Dr Rajitha Senaratne, Sri Lanka’s Minister for Health and Indigenous Medicine, signs the Colombo Declaration as leaders in maternal health and diabetes look on.
On 8 September, more than 300 leaders in maternal healthcare and diabetes and other delegates from South Asia endorsed the Colombo Declaration – a document demanding urgent action to address the link between maternal health and diabetes. The signing was a highlight of the 1st Asia Pacific Congress on Diabetes, Hypertension & Metabolic Syndrome in Pregnancy in Colombo, Sri Lanka, and the country’s Minister for Health and Indigenous Medicine was the first to sign.
“If we pledge to do our best for women with hyperglycaemia in pregnancy, we will also be doing our best for their children, and for ensuring healthy generations to follow. This is the commitment of the Colombo Declaration,” explained Dr Hema Divakar, a Bangalore-based gynaecologist and congress co-president, to the gathered delegates.
Delegates who signed the Declaration pledged to support efforts to:
address the link between maternal health and diabetes as a public health priority 
increase public awareness about hyperglycaemia in pregnancy and its impact on maternal and child health to encourage preconception counselling, antenatal care and post-natal follow up 
accelerate the implementation of the FIGO GDM guidelines in South Asia
ensure all pregnant women attending health facilities are tested for hyperglycaemia using a single-step procedure 
ensure post-partum follow up with a focus on the high risk mother child pair post-GDM pregnancy 
develop, support and carry out research for discovery of new tools, treatments and procedures to improve point of care diagnostics, monitoring, prevention and management of HIP and the ability to engage, counsel and track the mother-child pair over the long term keeping in mind the health care delivery structures of South Asia. 
encourage task shifting and role based training to build capacity for prevention, early diagnosis, and treatment 
promote and celebrate a national GDM Awareness Day as an instrument to bring public attention and raise awareness of the problem
“The Colombo Declaration was an important step towards greater action and awareness, but it’s just the beginning,” says Dr Anil Kapur, Chairman of the World Diabetes Foundation and congress co-president, noting that another congress gathering key policymakers and healthcare providers is planned for Bangalore in 2018. 

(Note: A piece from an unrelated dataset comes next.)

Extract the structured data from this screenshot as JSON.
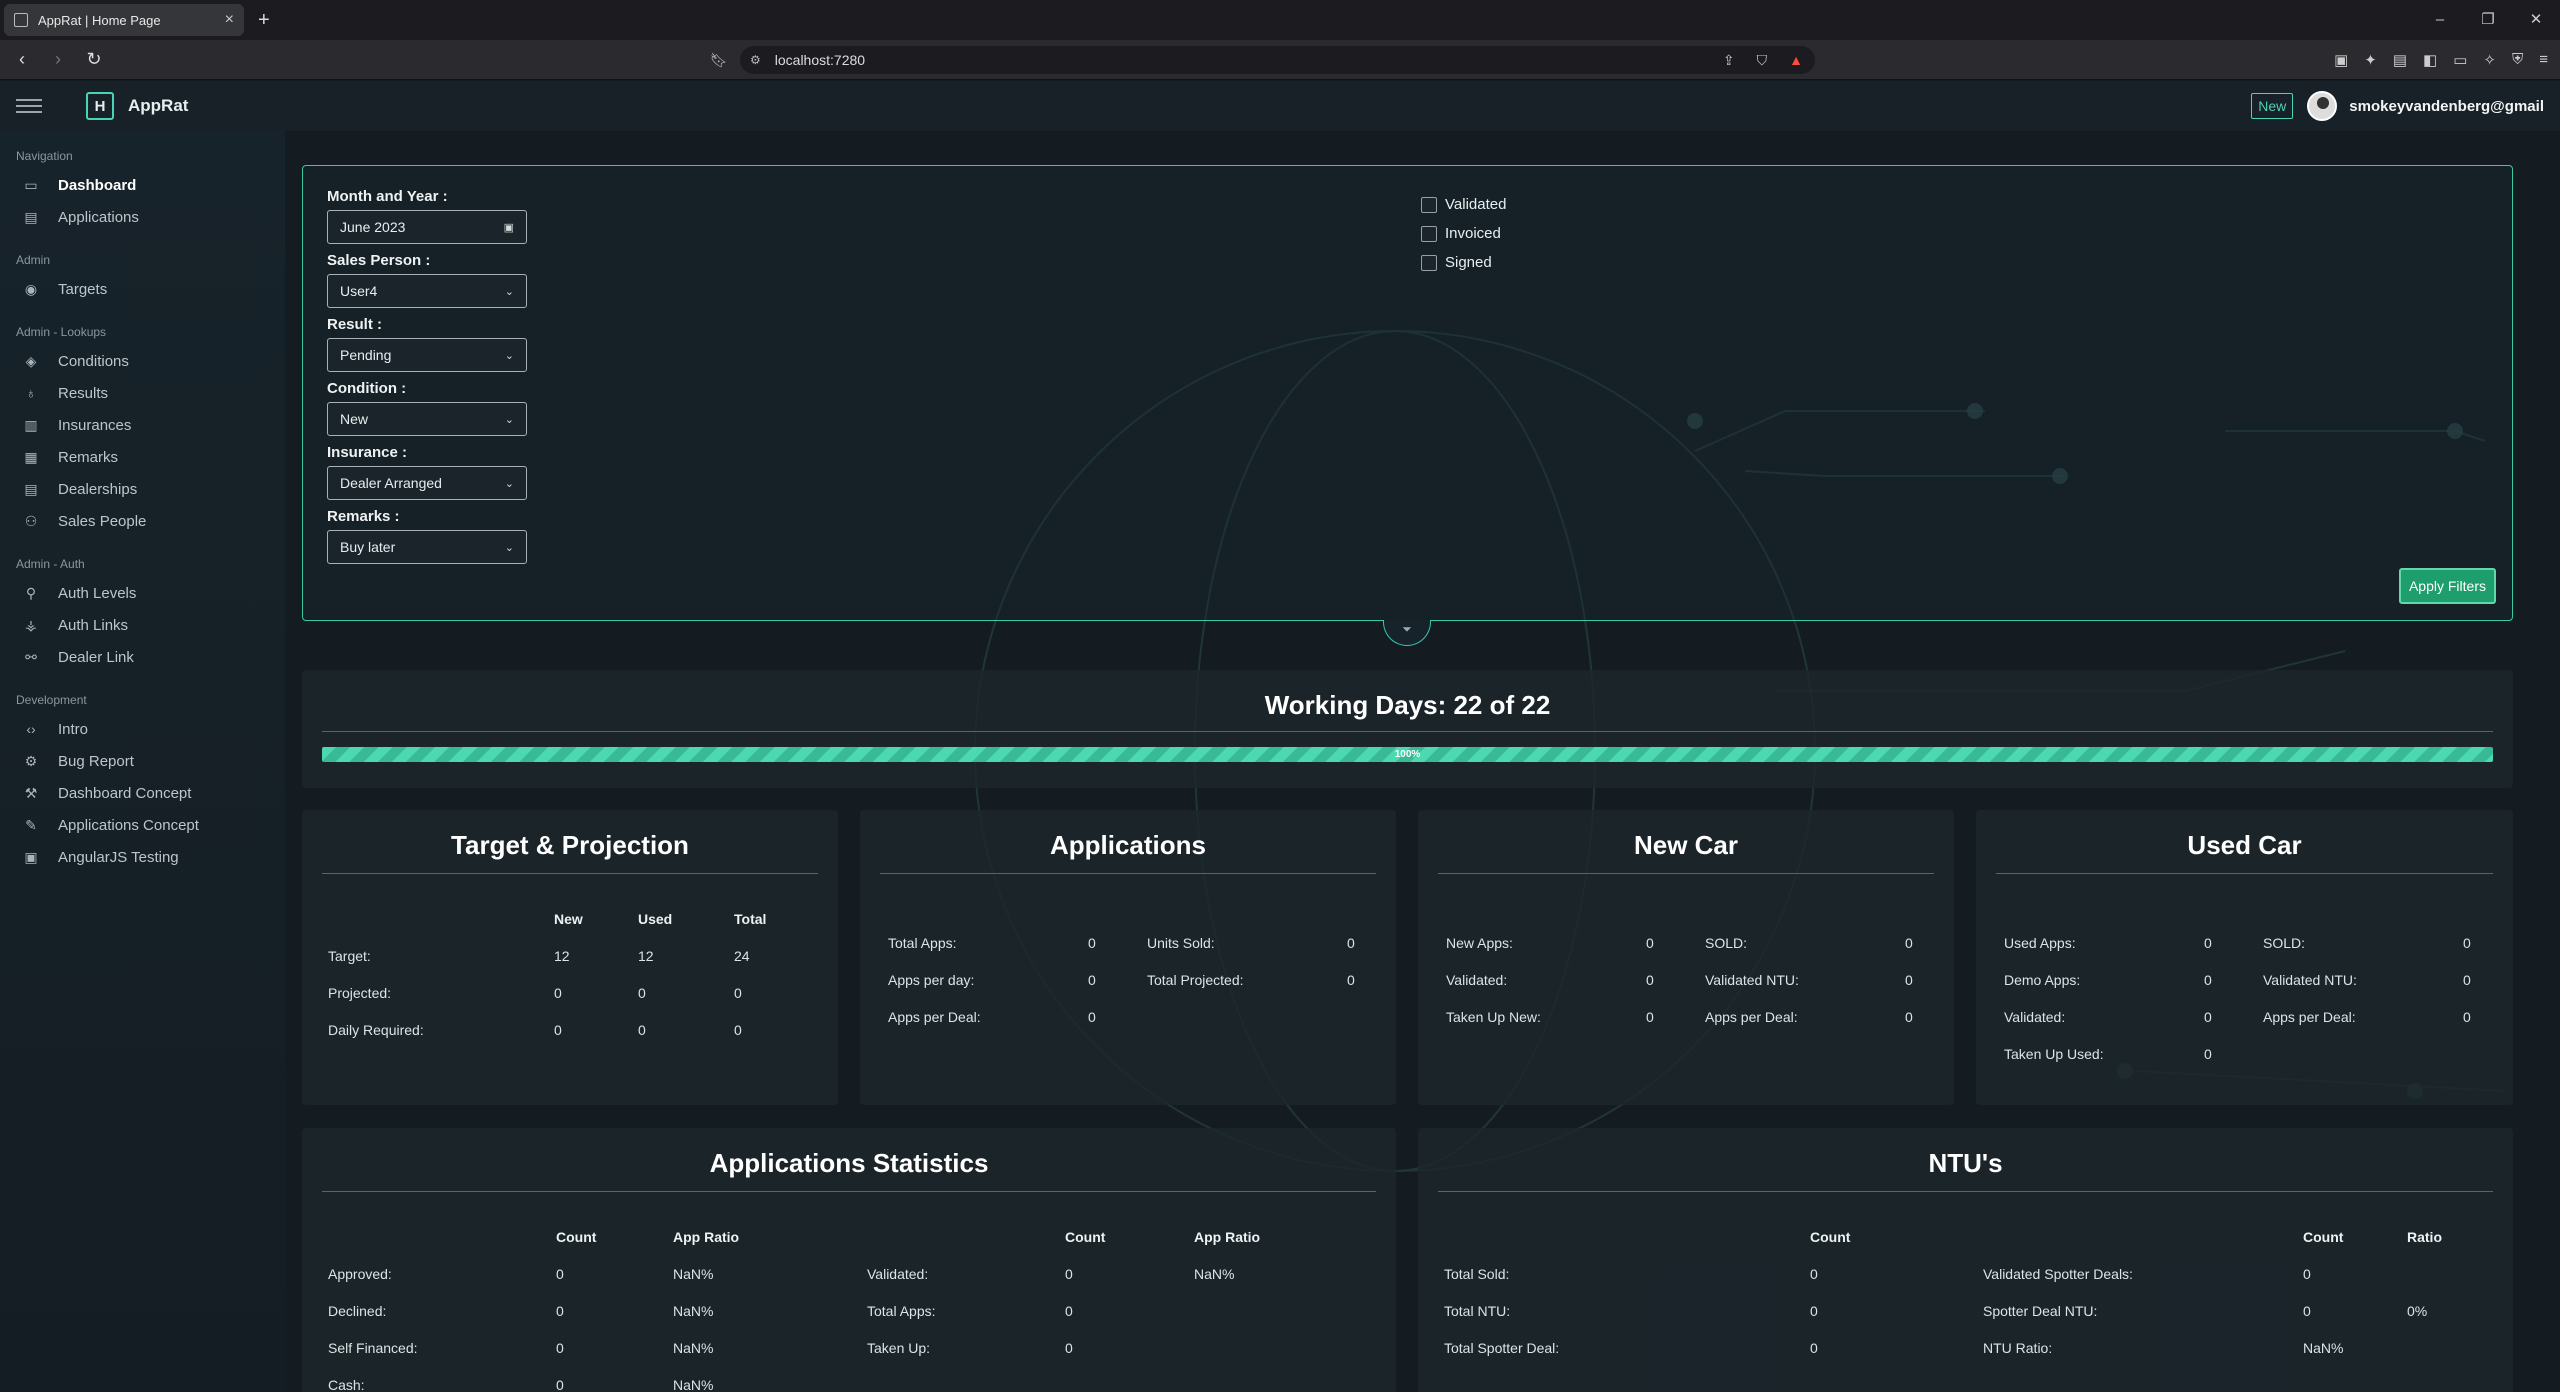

In the meantime, The International Federation of Obstetrics and Gynecology (FIGO) will lead efforts to roll out training, promote guidelines and build capacity for the management of hyperglycaemia in pregnancy worldwide. The organisation and its partners are also working to collect data illustrating the size of the problem – and the benefits that come from addressing it. 
The 1st Asia Pacific Congress was organised by the South Asia Initiative for Diabetes in Pregnancy (SAIDIP), Diabetes in Pregnancy Asia Pacific (DIPAP), the Ministry of Health Sri Lanka, the World Health Organization-Sri Lanka Country Office and the World Diabetes Foundation.